Introduction

 

The 'Reserve Bank of India' (RBI) is the central bank of our country. A central bank controls all banks, financial institutions and financial firms in India. So, to explain the role of the RBI, we have a story to share that will give more clarity to your understanding of this module.

 

Ram had been a curious child since he was a little boy. As he was growing up, he was fascinated by the mechanisms that contributed to the working of a country. He always wondered how the government had so much money to spend for the welfare of the people. He went to the bank with his father regularly. He used to get puzzled by the amount of money there and pondered on how the transactions were taking place. Over time his questions tripled in number and the need for answers grew simultaneously. He sat down with his father one day and was bombarded with multiple questions.

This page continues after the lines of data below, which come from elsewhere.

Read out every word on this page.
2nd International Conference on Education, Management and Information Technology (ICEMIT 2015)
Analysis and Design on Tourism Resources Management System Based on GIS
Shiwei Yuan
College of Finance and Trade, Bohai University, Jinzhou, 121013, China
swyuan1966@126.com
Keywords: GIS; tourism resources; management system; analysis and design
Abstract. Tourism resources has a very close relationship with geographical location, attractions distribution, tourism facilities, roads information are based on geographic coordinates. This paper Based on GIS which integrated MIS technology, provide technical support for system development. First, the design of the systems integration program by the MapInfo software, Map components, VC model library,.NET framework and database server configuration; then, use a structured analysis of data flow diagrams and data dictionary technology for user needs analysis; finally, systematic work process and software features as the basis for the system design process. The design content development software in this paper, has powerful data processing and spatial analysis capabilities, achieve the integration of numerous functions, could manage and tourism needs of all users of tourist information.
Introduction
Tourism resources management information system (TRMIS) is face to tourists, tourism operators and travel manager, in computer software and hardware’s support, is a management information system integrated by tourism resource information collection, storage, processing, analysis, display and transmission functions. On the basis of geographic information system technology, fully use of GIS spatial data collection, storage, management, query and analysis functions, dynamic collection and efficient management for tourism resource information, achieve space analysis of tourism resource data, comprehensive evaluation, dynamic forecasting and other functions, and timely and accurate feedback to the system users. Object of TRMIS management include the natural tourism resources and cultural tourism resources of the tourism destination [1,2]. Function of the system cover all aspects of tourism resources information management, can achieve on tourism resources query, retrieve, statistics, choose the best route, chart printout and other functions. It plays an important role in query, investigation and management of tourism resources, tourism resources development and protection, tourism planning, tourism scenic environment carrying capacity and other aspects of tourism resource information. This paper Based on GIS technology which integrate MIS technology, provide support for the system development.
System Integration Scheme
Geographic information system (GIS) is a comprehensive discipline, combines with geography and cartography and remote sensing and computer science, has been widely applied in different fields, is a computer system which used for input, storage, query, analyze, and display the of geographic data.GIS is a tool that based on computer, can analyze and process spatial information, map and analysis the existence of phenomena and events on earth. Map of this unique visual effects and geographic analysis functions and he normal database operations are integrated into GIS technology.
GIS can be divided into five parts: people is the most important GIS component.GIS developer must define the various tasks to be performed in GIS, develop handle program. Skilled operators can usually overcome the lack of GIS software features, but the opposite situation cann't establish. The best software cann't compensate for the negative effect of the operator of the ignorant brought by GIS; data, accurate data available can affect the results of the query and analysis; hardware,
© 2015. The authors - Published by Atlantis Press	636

His father laughed and said that the first step to understand the financial workings of a country is to know about the Central Bank and its functions. Here’s what he had to say:

 

Overview of Reserve Bank of India

The Reserve Bank of India was established on April 1, 1935. It was originally a private entity, but its reins were handed over to the Government of India after the nationalization program. The RBI is regarded as India’s central bank and regulatory body under the jurisdiction of the Ministry of Finance.

 

Every single task that an individual working in the RBI undertakes has an impact on the entire country; the poor as well as the rich get affected by its policies and working. The RBI is a statutory body that performs a number of onerous functions.